Iron ore spot markets fell modestly on Tuesday, managing to avoid what could only be described as carnage in Chinese steel futures during the session.
According to Metal Bulletin, the price for benchmark 62% fines dipped 0.2% to $67.67 a tonne, adding to the steep decline seen on Monday.
Lower and higher grades also weakened over the session.
The price of 58% fines slipped 0.5% to $38.78 while 65% fines fell by a smaller 0.4% to $96 a tonne.
While prices fell across the board, they were insignificant compared to those seen in Chinese steel futures on Tuesday.
They were massive.
Rebar futures in Shanghai slumped 4.3% from Monday’s day session close, finishing trade at 4,071 yuan. That was also well below the 4,176 yuan level it closed Monday’s night session.
Hot-rolled coil futures were hammered even more, tumbling 4.6% from Monday’s day session close to 3,969 yuan.
The losses coincided with reports that Chinese regulators will allow local officials to set output restrictions for heavy industry over winter, rather than blanket bans that had been used in the past.
“Production cuts on heavy industry will remain this winter, but detailed cutting rates will be set by local authorities based on their own situation,” an unnamed source told Reuters.

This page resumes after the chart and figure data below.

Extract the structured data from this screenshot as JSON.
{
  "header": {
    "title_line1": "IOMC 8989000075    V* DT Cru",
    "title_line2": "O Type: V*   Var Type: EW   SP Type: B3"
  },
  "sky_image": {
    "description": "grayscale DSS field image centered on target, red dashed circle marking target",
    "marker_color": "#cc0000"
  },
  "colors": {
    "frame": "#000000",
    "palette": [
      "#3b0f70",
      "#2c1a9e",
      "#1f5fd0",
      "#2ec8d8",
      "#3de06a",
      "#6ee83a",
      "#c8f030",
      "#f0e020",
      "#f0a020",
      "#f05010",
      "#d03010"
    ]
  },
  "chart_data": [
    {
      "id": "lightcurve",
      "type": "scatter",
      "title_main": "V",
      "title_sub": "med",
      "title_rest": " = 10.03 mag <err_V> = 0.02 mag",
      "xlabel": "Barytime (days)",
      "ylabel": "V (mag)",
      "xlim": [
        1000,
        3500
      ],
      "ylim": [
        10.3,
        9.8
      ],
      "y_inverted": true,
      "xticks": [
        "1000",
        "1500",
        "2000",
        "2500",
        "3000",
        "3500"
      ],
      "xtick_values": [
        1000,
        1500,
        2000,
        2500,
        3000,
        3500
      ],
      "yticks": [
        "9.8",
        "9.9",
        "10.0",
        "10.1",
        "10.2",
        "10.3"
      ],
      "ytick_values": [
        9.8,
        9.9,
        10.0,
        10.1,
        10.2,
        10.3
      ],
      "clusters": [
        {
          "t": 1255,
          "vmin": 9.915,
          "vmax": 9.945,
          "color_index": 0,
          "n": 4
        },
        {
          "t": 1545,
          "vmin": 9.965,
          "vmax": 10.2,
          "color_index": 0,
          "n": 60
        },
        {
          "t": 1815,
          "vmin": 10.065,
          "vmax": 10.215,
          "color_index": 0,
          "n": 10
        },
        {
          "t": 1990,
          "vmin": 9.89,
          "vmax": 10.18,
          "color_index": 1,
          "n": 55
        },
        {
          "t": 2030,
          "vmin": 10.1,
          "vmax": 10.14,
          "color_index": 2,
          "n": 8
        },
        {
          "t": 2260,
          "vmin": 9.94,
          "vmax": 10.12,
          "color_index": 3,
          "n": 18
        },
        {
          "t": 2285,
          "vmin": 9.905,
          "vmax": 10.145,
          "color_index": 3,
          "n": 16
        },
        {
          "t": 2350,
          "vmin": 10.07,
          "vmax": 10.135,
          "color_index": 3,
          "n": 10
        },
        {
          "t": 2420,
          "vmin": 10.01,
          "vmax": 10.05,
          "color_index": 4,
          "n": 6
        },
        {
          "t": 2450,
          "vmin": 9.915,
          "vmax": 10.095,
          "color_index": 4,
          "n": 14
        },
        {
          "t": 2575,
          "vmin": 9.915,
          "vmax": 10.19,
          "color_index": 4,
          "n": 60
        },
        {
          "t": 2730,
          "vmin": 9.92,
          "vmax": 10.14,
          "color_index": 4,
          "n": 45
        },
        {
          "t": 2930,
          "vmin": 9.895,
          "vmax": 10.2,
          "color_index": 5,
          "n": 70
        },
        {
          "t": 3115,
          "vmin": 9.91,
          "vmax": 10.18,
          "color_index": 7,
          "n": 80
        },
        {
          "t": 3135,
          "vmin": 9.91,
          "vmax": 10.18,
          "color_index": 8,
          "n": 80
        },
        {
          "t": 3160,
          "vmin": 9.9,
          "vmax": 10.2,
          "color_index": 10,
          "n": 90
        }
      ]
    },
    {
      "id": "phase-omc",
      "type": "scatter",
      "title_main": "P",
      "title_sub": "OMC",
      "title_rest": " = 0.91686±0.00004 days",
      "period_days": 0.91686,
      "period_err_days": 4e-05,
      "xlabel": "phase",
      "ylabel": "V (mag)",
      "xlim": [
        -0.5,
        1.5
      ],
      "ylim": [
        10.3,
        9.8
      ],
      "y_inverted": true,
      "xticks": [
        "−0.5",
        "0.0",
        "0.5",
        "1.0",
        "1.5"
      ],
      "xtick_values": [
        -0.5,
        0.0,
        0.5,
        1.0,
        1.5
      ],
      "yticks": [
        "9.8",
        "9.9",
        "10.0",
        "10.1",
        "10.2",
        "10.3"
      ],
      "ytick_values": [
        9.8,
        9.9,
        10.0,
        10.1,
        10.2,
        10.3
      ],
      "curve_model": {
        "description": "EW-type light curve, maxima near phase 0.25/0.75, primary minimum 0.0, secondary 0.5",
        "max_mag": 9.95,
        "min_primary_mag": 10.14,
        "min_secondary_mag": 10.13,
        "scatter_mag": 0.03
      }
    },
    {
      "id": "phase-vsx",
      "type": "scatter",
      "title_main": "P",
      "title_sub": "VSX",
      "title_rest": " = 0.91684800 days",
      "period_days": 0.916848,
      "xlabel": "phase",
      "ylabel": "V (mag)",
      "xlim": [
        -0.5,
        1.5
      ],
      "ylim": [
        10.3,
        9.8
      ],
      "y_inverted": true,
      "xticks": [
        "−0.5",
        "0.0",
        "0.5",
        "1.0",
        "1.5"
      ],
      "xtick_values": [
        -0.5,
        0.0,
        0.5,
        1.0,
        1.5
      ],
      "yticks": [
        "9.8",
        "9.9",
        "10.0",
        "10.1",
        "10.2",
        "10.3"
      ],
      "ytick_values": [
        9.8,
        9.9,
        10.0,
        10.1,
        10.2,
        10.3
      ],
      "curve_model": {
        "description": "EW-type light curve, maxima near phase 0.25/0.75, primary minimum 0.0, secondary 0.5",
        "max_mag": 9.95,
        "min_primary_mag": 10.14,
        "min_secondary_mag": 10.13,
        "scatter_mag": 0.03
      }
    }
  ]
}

Markets had been expecting large-scale curbs to be introduced given China’s Ministry of Ecology and Environment (MEE) had proposed cutting steel production by as much as 50%, and primary aluminium as much as 30%, in some areas during winter.
The report received on Tuesday clearly created some doubt in traders minds as to whether the restrictions will be that severe, resulting in widespread losses in not only steel futures but also bulk commodity contracts traded in Dalian.
Iron ore was spared the worst of the carnage, finishing the day at 492.5 yuan, down marginally from Monday’s night session close of 494 yuan.
Coking coal futures were also resilient, ending trade at 1,287.5 yuan, only marginally below the prior close of 1,292 yuan.
“While steel prices have been a driver of iron ore markets in recent times, the spectre of better-than-expected output helped support sentiment in the raw material markets,” said analysts at ANZ Bank.
However, linked to speculation that environmental restrictions may not be as severe as previously thought, coke futures were hammered, slumping 4.9% from Monday’s day session close to finish the day at 2,275.5 yuan. It closed Monday’s night session at 2,358 yuan.
Big losses, and moves that were largely sustained in overnight trade on Tuesday.
Here’s the closing scoreboard.
SHFE Rebar ¥4,093 , -1.68%
DCE Iron Ore ¥487.50 , -1.61%
DCE Coking Coal ¥1,262.50 , -2.47%
DCE Coke ¥2,274.00 , -2.40%
While rebar futures climbed marginally, all remaining bulk commodity contracts were either unchanged or closed lower.
Given steel futures led the Tuesday selloff, the movements in those contracts could well dictate broader sentiment levels on Wednesday.
Trade in Chinese futures will resume at 11am AEST.